Se ci limitiamo a confrontare fra di loro l’italiano e il dialetto bresciano ci viene risparmiata - quanto meno - la complicazione del genere neutro, ma tra maschile e femminile dobbiamo muoverci proprio con circospezione. Alcuni esempi? Il sale, sapidamente maschio in italiano, femminilizza invece nel bresciano: «Dàm ché la sal, che cónse i pomdór».

Se poi vi gusta, ecco la boccetta dell’aceto. Maschile in italiano, femminile in dialetto.

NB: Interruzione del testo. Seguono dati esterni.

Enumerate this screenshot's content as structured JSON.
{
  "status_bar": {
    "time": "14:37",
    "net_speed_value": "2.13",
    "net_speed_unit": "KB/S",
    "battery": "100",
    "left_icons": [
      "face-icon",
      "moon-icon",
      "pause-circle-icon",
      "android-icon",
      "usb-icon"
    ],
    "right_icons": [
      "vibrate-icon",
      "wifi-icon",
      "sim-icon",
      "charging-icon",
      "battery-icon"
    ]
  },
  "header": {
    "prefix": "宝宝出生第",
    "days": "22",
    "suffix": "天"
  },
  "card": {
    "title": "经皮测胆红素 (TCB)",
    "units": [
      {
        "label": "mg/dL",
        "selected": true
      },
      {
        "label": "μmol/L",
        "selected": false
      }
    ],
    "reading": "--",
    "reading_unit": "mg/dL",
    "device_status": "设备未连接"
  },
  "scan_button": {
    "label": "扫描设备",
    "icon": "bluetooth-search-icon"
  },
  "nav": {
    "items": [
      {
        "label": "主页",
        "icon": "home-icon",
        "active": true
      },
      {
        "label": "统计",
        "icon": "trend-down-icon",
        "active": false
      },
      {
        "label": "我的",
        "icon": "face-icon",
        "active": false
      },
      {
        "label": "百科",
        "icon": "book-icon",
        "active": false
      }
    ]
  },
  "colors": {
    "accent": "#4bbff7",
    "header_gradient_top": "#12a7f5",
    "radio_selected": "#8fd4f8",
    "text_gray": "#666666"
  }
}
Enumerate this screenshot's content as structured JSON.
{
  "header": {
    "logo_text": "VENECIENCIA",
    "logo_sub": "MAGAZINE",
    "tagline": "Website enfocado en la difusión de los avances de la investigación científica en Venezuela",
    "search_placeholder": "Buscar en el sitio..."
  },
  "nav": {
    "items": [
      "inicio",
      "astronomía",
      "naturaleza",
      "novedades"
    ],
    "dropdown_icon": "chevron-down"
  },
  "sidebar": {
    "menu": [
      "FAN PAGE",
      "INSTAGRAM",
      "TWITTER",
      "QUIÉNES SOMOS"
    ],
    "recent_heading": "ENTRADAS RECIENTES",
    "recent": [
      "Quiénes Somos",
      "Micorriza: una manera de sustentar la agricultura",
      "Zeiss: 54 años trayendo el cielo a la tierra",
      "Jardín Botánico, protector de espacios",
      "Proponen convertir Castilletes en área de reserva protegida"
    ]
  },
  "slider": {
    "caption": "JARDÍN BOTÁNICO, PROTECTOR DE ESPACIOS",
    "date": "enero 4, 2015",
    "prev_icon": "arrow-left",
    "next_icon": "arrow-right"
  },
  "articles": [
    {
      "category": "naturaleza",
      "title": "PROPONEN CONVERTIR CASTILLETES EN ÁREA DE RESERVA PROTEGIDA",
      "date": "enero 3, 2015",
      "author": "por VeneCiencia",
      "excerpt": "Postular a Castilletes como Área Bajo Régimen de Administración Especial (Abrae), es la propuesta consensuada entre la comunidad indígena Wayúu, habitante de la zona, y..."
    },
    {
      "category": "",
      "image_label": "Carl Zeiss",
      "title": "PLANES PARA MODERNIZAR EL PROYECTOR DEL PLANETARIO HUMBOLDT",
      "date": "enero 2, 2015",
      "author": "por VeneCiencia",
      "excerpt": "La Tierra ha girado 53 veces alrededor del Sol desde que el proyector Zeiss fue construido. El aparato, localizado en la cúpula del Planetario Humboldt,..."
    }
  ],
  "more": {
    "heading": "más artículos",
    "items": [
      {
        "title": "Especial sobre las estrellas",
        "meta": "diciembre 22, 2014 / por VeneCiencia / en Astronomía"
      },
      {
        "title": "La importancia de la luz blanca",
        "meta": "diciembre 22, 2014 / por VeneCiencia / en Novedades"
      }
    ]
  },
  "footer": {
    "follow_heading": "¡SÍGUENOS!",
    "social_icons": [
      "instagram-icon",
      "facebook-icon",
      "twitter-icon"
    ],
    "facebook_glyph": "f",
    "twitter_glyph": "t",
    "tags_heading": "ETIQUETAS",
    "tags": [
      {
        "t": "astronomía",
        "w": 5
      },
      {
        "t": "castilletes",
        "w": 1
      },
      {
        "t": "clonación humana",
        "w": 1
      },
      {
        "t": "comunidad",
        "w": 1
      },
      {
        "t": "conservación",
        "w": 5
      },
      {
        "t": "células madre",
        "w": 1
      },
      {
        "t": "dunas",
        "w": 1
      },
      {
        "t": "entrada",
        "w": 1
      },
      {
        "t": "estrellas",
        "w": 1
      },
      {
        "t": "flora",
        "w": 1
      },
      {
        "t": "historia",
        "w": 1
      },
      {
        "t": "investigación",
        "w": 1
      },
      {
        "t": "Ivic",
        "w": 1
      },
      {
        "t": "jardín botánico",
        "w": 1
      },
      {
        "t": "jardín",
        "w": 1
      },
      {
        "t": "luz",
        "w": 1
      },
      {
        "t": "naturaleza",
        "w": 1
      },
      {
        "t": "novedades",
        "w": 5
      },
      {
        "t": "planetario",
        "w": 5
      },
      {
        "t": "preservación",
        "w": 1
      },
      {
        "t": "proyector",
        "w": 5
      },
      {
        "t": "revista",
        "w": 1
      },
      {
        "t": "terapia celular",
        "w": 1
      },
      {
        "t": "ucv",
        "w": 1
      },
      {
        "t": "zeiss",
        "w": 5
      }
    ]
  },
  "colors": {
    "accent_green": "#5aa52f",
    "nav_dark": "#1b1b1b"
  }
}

Ce lo ricorda anche l’antica rima bassaiola: «Endóm a Canét endó gh’è l’asen che pisa la zét» (come se non bastasse, il Canneto della filastrocca è quello... sull’Oglio). E così è per il miele (brescianamente la mél).

Passaggi transgender dal maschile al femminile fra i due vocabolari li abbiamo anche in altre occorrenze, forse maggiormente leggibili come strafalcioni. È il caso del diabete (quante nonne abbiamo sentito lamentarsi: «El m’ha dìt isé ’l dutùr che g’hó la diabete tròp alta») o del canale di gronda («Stanòt i m’ha robàt dal tèt la canal de ràm»).

Troviamo però anche slittamenti di sesso in senso inverso. Come la verza, femminile singolare in italiano e addirittura maschile plurale in dialetto (i vérs). O come il fiume centrale della nostra provincia: oggi all’anagrafe ufficiale è il Mella, ma brescianamente era nata come la Mèla. Tradurre da una lingua all’altra è come la vita: richiede rispetto.